Актеры разбежались – и он театр продал,
На прииски подался. Скитался. Плохо ел –
И как-то враз сломался – согнулся, поседел…
Его нигде не брали, он побираться стал.
Но как-то раз в подвале, в котором ночевал,
Он отыскал три штуки дешевого холста,
И мысль свалилась в руки – понятна и проста.
Он как-то изготовил корявый реквизит
И плетку приготовил. Черт-где нанял Лилит,
Безумную Мальвину, да нищего Пьеро,
Скотину Арлекина – и, заточив перо,
Десяток сальных сценок, уродливых, тупых,
Чирикнул на коленке. Они сыграли их.
Не выручка, а слезы. Не деньги, а беда.
Дожди. Снега. Морозы. И солнце – иногда.
Порой Пьеро подпаивал до поросячьих риз,
Бесчувственным, овладевал – невиннейший каприз.

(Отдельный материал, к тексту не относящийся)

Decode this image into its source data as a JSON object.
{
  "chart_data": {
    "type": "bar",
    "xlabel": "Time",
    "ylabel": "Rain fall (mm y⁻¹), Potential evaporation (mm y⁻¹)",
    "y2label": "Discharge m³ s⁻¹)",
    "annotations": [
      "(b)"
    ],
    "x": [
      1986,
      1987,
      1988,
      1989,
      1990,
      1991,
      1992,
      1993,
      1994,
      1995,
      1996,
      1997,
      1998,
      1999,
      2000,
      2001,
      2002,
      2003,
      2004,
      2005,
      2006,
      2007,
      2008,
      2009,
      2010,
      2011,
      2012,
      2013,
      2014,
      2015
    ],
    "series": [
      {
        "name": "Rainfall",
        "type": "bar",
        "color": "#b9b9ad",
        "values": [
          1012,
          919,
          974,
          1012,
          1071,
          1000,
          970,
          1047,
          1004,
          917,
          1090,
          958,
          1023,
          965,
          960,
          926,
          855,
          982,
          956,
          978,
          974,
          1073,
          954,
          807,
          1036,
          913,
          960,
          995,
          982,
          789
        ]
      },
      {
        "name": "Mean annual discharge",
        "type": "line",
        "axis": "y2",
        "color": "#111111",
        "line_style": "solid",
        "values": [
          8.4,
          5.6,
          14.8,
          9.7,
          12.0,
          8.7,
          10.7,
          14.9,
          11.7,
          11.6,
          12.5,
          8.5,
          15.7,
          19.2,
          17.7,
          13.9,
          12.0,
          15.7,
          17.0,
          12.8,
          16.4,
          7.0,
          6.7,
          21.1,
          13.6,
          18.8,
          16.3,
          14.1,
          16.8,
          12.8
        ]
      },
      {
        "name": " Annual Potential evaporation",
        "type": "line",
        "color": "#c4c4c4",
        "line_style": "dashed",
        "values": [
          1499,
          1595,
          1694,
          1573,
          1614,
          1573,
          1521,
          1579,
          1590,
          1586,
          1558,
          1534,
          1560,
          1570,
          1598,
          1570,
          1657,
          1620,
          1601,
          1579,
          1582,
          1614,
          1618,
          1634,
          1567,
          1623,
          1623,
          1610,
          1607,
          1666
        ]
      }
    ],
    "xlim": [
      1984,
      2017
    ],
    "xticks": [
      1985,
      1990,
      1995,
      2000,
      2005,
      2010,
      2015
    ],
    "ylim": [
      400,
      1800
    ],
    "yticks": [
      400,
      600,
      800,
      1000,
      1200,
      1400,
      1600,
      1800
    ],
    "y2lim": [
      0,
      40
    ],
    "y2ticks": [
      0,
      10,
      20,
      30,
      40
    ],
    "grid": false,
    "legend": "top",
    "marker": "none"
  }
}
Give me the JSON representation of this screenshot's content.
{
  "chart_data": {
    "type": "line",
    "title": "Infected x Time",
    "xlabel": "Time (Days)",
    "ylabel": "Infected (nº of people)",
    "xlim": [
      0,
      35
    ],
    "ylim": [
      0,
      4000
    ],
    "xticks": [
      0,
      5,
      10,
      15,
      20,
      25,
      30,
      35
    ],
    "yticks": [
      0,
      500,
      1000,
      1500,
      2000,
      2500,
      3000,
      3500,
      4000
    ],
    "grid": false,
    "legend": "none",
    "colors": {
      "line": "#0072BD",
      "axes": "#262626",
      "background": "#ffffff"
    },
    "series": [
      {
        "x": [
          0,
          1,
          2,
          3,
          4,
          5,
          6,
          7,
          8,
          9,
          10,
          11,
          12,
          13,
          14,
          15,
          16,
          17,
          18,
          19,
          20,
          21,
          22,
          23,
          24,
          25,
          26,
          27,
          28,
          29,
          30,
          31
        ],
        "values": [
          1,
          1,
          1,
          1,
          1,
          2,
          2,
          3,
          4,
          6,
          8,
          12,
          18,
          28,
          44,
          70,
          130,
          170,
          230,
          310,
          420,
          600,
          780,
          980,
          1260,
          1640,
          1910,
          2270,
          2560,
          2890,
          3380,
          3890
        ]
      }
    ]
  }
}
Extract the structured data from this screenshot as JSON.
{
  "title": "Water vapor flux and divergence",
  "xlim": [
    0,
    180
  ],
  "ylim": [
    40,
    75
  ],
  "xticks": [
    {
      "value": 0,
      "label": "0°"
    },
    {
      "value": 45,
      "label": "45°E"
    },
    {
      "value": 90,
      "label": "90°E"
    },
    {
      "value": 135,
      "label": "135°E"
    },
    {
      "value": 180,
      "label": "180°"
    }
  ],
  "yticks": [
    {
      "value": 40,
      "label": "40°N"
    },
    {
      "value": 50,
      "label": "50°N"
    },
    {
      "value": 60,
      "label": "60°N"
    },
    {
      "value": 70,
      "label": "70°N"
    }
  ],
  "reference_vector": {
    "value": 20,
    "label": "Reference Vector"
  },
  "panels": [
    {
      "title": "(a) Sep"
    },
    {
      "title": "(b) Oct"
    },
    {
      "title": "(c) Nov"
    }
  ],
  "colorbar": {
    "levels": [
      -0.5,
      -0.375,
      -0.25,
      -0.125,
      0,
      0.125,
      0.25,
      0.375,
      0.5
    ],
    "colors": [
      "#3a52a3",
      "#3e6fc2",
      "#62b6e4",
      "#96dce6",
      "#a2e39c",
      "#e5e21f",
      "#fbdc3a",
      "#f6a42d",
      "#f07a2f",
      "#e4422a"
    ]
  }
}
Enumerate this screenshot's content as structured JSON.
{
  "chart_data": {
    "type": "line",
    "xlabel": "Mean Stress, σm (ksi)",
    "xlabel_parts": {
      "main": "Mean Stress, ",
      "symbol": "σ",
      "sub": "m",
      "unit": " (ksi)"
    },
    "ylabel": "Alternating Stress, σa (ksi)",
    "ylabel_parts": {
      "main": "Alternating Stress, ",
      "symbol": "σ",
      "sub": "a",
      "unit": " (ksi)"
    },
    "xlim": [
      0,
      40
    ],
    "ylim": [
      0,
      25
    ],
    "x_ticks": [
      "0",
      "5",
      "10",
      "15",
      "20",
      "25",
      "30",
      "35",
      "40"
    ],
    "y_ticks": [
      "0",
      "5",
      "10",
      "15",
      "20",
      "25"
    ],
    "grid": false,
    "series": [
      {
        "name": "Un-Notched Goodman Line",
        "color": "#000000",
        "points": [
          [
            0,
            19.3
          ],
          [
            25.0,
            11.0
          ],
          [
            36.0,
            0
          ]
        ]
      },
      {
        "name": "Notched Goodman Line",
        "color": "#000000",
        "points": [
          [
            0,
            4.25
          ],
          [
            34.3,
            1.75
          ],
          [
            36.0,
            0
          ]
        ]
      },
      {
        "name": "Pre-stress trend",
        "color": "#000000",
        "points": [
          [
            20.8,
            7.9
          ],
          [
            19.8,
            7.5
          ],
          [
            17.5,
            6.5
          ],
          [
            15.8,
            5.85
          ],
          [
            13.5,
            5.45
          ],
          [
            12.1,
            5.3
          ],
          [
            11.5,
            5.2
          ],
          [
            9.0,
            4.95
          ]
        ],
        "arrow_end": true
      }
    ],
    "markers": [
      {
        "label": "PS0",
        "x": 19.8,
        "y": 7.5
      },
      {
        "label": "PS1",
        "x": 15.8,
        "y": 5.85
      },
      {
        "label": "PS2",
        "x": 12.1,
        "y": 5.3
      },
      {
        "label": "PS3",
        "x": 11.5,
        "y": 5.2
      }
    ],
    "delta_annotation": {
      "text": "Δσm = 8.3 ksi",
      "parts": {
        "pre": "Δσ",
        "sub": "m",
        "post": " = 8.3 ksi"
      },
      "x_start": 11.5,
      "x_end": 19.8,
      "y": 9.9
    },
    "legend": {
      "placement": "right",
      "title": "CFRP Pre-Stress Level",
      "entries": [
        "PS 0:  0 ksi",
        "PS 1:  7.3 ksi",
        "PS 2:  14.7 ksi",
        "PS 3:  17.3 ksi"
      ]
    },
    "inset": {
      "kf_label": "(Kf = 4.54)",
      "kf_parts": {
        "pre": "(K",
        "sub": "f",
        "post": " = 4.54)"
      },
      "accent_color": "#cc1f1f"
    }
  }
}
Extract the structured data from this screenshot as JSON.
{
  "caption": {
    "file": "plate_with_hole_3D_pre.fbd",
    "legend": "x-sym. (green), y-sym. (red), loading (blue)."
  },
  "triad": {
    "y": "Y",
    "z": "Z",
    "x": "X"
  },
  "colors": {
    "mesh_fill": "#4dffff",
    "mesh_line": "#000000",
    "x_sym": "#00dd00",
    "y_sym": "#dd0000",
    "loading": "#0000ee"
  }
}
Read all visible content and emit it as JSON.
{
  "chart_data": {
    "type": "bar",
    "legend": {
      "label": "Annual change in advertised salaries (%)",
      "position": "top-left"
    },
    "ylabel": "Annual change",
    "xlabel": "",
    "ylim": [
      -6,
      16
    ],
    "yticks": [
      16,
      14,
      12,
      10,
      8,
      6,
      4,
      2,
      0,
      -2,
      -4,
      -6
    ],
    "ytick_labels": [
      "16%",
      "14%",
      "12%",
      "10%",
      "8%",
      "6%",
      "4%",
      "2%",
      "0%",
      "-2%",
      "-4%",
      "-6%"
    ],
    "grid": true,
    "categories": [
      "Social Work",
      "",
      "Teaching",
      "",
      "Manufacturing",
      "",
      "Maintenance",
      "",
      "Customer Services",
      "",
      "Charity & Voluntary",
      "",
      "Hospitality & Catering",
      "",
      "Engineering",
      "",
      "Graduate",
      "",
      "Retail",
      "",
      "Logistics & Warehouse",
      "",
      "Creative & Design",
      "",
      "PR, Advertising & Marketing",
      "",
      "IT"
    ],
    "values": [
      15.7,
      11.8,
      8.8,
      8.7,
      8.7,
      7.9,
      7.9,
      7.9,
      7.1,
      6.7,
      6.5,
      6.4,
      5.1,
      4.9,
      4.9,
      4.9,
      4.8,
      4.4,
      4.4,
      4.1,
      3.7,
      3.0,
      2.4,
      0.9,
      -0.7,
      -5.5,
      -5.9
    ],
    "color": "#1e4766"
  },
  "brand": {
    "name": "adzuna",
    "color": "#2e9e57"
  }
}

В аренду не гнушался Мальвину отдавать,
Иль сам присъединялся к веселью, так сказать…
Но как-то теплым маем, когда зацвел жасмин,
Пьеро отправил к раю придурок Арлекин,
И перерезал горло себе он самому,
В то время как Мальвина лизала член ему.
Тогда он нанял Панча и нового Пьеро.
Удача-неудача, то ложка, то ведро.
Но раз ему приснилась его усадьба, мать, -
И старика пронзила способность вспомнать.
Он стал уединяться, порой запоем пил,
А фильм все не кончался, «сапожник» все крутил,
Мелькали лица, лица, и в основном в крови,
А огненная спица жгла череп изнутри.
Он к Сыну Человечьему в безумьи поспешил –
Молился, ставил свечи… Но фильм не проходил,
Он становился ярче и четче с каждым днем,
Он был наполнен плачем, и кровью, и огнем.
Так продолжалось долго – и свыкся Карабас,
Лишь тик порою дергал какой-нибудь из глаз.
Раскаяние вором прокралось на чердак,
Он отдавал актерам последний свой пятак.
Его шальная молодость и семихвостка-плеть
Теперь ему как в горле кость. Он может умереть
Пусть не через минуту, пусть даже через год.
Подозревает смутно он, что там, за гранью, ждет.
Он кормит тощих кошек, бродяжек и собак,
А к ночи осторожно крадется на чердак.
Пытался было пьесу о Боге написать,
Днем позже интереса не смог в себе сыскать.
И он опять на паперти – как видно, навсегда:
Увы, ведь в том фарватере стоячая вода.
Он часто просыпается – бежит негодник сон.
Сидит и тихо мается: «Прощен иль не прощен?».